• MLA Citation Guide



    For most books, arrange the information into three units, each followed by a period and one space: (1) the author’s name; (2) the title and subtitle, underlined or italicized; and (3) the place of publication, publisher, and the date, and format.

    Barker, Clive. Ararat. New York: Harper-Collins, 2002. Print.

    Craig, Patricia, ed. The Oxford Book of Travel Stories. Oxford: Oxford UP, 1996. Print.



    Author. “Selection title.” Title of Anthology.  Editor. Place of Publication: Publisher, Year of Publication. Pages. Print.

    Desai, Anita. "Scholar and Gypsy." The Oxford Book of Travel Stories. Ed. Patricia Craig. Oxford: Oxford UP, 1996. 251-73. Print.



    Author (if named). “Article title.” Title of encyclopedia. Edition. Year of Publication. Print.

    “Australia.” World Book Encyclopedia. 15th ed. 2000. Print.



    Author (if signed). “Article title.” Title of collection. Editor. Volume.  Place of Publication: Publisher, Year of Publication. Print.

    "India." Junior Worldmark Encyclopedia of World Cultures. Ed. Timothy L. Gall. Vol. 9. Detroit: UXL, 1999. Print.




    Many databases provide citation options.  Citations for sources accessed through subscription databases should contain the information for the original source first, then the name of the database, italicized; the medium; and the date of access.

    Walker, Christopher O., and Barbara A. Greene. "The relations between student motivational beliefs and cognitive engagement in high school." The       Journal of Educational Research 102.6 (2009): 463+. Student Resource Center - Gold.
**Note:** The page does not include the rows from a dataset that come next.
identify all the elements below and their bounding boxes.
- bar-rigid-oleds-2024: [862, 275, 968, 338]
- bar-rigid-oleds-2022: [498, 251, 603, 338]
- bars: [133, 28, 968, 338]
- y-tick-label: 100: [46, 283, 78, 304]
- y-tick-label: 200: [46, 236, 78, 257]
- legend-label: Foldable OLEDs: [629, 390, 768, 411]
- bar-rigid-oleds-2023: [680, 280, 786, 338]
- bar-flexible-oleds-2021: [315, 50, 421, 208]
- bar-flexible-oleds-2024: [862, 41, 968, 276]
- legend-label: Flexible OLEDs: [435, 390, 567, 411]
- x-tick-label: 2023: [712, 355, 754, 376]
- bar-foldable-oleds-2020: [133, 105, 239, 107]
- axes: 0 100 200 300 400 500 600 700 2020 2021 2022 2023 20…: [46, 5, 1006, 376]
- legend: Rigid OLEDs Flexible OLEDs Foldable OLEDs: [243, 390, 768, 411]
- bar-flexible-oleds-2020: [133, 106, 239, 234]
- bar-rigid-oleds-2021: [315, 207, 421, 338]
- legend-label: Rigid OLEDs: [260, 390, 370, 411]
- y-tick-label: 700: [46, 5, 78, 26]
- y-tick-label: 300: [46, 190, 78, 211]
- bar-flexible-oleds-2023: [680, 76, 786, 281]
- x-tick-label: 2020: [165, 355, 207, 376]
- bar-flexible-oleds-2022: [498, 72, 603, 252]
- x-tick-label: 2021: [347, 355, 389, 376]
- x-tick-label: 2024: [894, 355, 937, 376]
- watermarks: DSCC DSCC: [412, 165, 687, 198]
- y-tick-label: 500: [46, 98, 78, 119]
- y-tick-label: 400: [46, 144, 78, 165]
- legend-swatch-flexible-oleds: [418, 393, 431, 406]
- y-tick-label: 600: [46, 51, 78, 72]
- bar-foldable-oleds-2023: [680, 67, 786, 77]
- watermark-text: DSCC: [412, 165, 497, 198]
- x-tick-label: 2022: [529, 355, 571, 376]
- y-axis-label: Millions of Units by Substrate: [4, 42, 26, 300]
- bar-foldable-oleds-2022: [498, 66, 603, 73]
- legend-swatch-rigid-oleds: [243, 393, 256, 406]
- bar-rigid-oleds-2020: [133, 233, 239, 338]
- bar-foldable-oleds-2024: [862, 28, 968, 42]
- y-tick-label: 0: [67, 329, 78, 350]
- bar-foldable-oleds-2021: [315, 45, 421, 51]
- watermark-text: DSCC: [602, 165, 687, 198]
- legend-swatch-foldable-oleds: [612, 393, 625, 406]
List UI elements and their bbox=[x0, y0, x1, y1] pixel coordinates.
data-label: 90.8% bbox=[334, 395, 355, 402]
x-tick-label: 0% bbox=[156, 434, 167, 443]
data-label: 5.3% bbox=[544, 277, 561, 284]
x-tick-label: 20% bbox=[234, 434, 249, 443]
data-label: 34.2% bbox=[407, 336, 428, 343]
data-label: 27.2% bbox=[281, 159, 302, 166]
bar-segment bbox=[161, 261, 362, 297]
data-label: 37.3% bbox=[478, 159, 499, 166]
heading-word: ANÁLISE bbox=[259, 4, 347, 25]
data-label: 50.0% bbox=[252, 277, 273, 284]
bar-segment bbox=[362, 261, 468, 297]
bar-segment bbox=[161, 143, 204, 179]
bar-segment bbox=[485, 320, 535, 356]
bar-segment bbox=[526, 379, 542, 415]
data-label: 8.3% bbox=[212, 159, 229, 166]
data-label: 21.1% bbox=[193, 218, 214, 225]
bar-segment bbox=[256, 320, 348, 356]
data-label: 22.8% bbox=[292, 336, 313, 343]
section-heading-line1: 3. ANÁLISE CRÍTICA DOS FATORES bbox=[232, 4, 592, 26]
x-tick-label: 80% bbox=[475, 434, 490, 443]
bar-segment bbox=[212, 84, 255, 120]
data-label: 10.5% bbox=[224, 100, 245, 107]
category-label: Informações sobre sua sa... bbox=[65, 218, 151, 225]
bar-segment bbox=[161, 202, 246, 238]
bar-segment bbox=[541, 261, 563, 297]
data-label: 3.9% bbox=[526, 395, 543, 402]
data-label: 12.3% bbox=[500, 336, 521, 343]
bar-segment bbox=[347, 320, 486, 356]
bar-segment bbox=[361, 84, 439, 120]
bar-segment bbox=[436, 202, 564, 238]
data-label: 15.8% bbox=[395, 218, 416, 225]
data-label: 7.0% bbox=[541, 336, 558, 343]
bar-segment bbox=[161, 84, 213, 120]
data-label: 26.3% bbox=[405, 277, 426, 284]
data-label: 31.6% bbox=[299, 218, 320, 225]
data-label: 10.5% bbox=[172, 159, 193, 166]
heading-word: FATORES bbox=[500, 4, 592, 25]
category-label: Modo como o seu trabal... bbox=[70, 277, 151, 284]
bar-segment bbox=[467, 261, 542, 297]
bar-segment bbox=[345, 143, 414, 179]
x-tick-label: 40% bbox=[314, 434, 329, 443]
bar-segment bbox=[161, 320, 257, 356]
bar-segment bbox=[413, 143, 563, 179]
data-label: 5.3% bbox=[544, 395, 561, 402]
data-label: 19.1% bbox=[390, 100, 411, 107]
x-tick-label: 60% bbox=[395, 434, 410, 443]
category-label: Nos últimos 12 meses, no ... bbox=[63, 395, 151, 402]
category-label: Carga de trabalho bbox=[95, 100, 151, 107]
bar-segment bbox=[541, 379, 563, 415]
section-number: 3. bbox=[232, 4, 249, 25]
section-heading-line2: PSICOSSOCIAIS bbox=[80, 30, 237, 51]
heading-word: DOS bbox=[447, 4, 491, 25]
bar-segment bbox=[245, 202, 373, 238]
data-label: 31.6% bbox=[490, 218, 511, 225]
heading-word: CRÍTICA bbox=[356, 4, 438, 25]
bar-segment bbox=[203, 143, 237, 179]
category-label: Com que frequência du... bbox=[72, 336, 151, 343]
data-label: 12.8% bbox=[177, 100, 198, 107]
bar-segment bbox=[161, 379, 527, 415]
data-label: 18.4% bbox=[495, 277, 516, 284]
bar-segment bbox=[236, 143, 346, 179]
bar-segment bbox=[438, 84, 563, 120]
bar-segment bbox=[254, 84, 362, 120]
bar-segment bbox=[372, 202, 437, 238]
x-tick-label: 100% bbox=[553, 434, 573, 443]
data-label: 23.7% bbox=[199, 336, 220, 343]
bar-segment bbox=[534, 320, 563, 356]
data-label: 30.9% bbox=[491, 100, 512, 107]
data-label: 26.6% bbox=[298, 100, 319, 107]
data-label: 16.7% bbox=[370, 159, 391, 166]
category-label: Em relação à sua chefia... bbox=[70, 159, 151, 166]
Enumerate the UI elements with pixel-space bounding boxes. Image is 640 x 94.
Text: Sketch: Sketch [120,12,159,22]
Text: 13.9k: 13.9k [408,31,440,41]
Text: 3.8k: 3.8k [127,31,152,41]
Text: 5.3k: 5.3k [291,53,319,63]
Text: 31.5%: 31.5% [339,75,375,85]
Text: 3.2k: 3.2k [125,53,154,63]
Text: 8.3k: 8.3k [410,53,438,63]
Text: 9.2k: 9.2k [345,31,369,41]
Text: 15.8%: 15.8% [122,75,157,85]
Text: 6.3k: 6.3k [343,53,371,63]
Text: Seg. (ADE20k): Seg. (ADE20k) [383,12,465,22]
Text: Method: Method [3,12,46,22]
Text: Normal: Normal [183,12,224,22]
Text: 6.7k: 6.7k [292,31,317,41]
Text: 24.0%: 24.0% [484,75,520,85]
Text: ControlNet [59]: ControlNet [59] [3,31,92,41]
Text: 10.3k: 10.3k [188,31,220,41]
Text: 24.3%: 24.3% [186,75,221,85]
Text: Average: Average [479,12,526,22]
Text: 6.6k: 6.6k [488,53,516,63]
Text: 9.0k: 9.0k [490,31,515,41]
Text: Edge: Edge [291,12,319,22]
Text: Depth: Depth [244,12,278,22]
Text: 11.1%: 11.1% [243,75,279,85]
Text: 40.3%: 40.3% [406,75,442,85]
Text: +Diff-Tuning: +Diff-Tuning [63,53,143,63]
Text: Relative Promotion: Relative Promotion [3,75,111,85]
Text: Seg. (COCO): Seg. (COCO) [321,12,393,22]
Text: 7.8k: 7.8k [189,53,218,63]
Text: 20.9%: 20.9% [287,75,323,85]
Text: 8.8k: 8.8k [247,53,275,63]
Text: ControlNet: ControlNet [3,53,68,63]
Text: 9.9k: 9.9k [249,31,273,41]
Web. 22 Jan. 2010.

    Hayes, Carolyn A. “Chapter 3: Inquiring Minds Want to Know All About Detergent Enzymes.” Exemplary Science in Grades 9-12: Standards-based       Success Stories. 2005: 25-32. Student Research Center. Web. 22 Jan. 2010.



    Begin with the name of the author, editor, or corporate author and the title of the short work with quotation marks; title of the site, italicized;  sponsor of the site; the date of publication or last update; the medium (“Web”); and the date of access. The URL is no longer necessary but it may be required by some teachers.


    Author or Corporate Author (if available).  "Title of Article."  Title of Site. Name of Sponsoring Organization. Date of Publication.  Web. Date of Access.

    Smith, Sue. "Favorites of the Decades."  Jazz in the French Quarter. New Orleans Jazz Society. 1 July 2003. Web. 22 Jan. 2010.



    Milton, John. Paradise Lost: Book I. Poetryfoundation.org. Poetry Foundation, 2008. Web. 22 Jan. 2008.